During the 1980s, this funding helped to tackle the social and economic problems stemming from the decline of ‘heavy’ industries, particularly in the north of England, Wales, Scotland and Northern Ireland.
In the 1990s and 2000s, the UK had areas such as west Wales and the Valleys, Cornwall, the Scottish Highlands and Islands, Merseyside and south Yorkshire classified in Europe’s ‘poorest club’ of regions.
In fact, in the current funding period, west Wales and the Valleys and Cornwall remain in this ‘club’ of European regions.
There are numerous examples of the positive outcomes from EU Regional Policy interventions across the UK, ranging from infrastructure enhancements, improvements in the urban realm, support for SMEs and the co-creation of research and innovation assets.
Second, the amount of funding matters. Between 2014 and 2020, the UK received just over £10 billion from EU Regional Policy.
Research carried out by the Conference of Peripheral and Maritime Regions (CPMR), a think-tank and lobbying organisation based in Brussels, estimated that if Brexit had not happened, the UK would have been entitled to around €13 billion for 2021-2027 funding period.
This would have been a 22% increase compared to the 2014-2020 period. The financial allocations to the UK’s Shared Prosperity Fund are still not determined, but for ‘levelling up’ to become a reality, sufficient funding is required.
Such (hypothetical) EU Regional Policy allocations to the UK provide an important benchmark for the potential levels of funding required.
Third, levelling up requires long term, strategic funding interventions. Funded from the EU’s seven-year, multi-annual financial framework, EU Regional Policy provides stable budget allocations to respective member states and local and regional authorities.

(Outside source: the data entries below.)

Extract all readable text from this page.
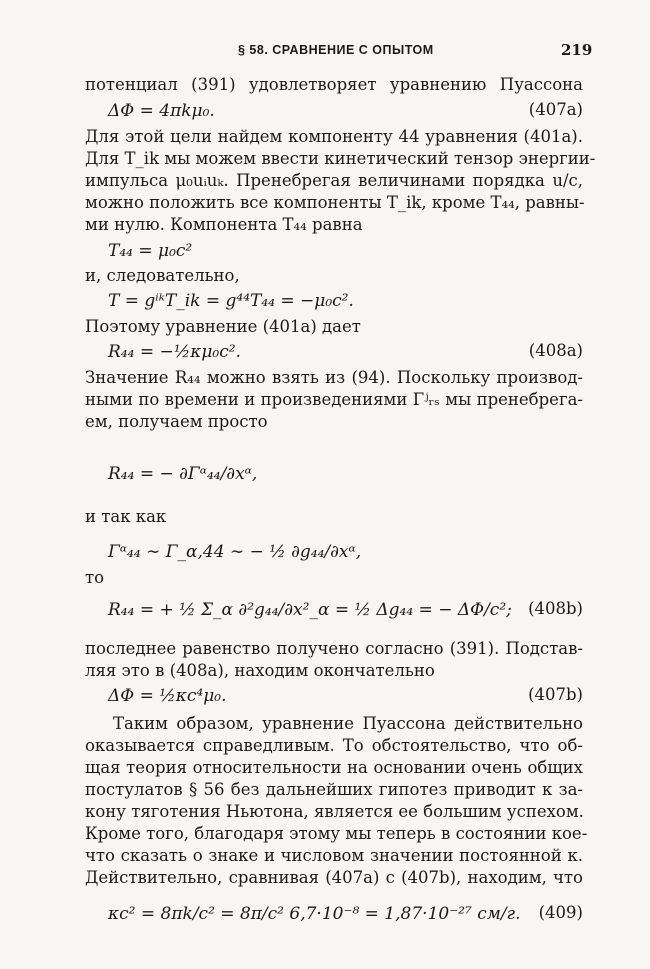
§ 58. СРАВНЕНИЕ С ОПЫТОМ	219
потенциал (391) удовлетворяет уравнению Пуассона
ΔΦ = 4πkμ₀.	(407a)
Для этой цели найдем компоненту 44 уравнения (401a).
Для T_ik мы можем ввести кинетический тензор энергии-
импульса μ₀uᵢuₖ. Пренебрегая величинами порядка u/c,
можно положить все компоненты T_ik, кроме T₄₄, равны-
ми нулю. Компонента T₄₄ равна
T₄₄ = μ₀c²
и, следовательно,
T = gⁱᵏT_ik = g⁴⁴T₄₄ = −μ₀c².
Поэтому уравнение (401a) дает
R₄₄ = −½κμ₀c².	(408a)
Значение R₄₄ можно взять из (94). Поскольку производ-
ными по времени и произведениями Γʲᵣₛ мы пренебрега-
ем, получаем просто
R₄₄ = − ∂Γᵅ₄₄/∂xᵅ,
и так как
Γᵅ₄₄ ∼ Γ_α,44 ∼ − ½ ∂g₄₄/∂xᵅ,
то
R₄₄ = + ½ Σ_α ∂²g₄₄/∂x²_α = ½ Δg₄₄ = − ΔΦ/c²; (408b)
последнее равенство получено согласно (391). Подстав-
ляя это в (408a), находим окончательно
ΔΦ = ½κc⁴μ₀.	(407b)
Таким образом, уравнение Пуассона действительно
оказывается справедливым. То обстоятельство, что об-
щая теория относительности на основании очень общих
постулатов § 56 без дальнейших гипотез приводит к за-
кону тяготения Ньютона, является ее большим успехом.
Кроме того, благодаря этому мы теперь в состоянии кое-
что сказать о знаке и числовом значении постоянной κ.
Действительно, сравнивая (407a) с (407b), находим, что
κc² = 8πk/c² = 8π/c² 6,7·10⁻⁸ = 1,87·10⁻²⁷ см/г. (409)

Crucially, EU funding commitments go beyond national electoral cycles and encourage long-term strategic economic development interventions.
For the UK’s Shared Prosperity Fund, the challenge is that UK domestic electoral cycles are shorter and limit such longer-term strategic policy development, in a way that the EU budget does not.
Fourth, the management of the funding really matters. Built upon strategic programming and partnerships, the management of EU Regional Policy involves local and regional stakeholders. For several decades, it has given them a voice in shaping economic development across the UK.
Recognised as one of the key strengths of EU Regional Policy, the key lesson is that the Shared Prosperity Fund should build on the quality and strength of existing local stakeholders and partnerships to deliver effectively the funding across the country.
Fifth, in the short term, it is imperative that the funding cliff edge for many stakeholders, associated with the ending of EU Regional Policy in the UK, is addressed, and quickly.
There is also a distinct possibility of ‘Brexit-plating’ because stakeholders will have limited knowledge of how to access the new funding. This could create additional layers of bureaucracy and slow down implementation, even compared to the paperwork involved in EU Regional Policy.
Last, it is crucial that the Shared Prosperity Fund is actually properly funded and managed in order to foster ‘levelling up’ across the UK. The risk, however, is that political short-termism undermines this worthy strategic goal.
Instead, the Shared Prosperity Fund could become a ‘marginal seat fund’ distributed based on political expediency to electorally-significant constituencies, rather than strategic economic need. This would exacerbate local and regional disparities rather than reduce them.
Undoubtedly, the legacy of EU Regional Policy has the potential to endure beyond Brexit to inform UK economic development policy and funding. It will be detrimental if it does not.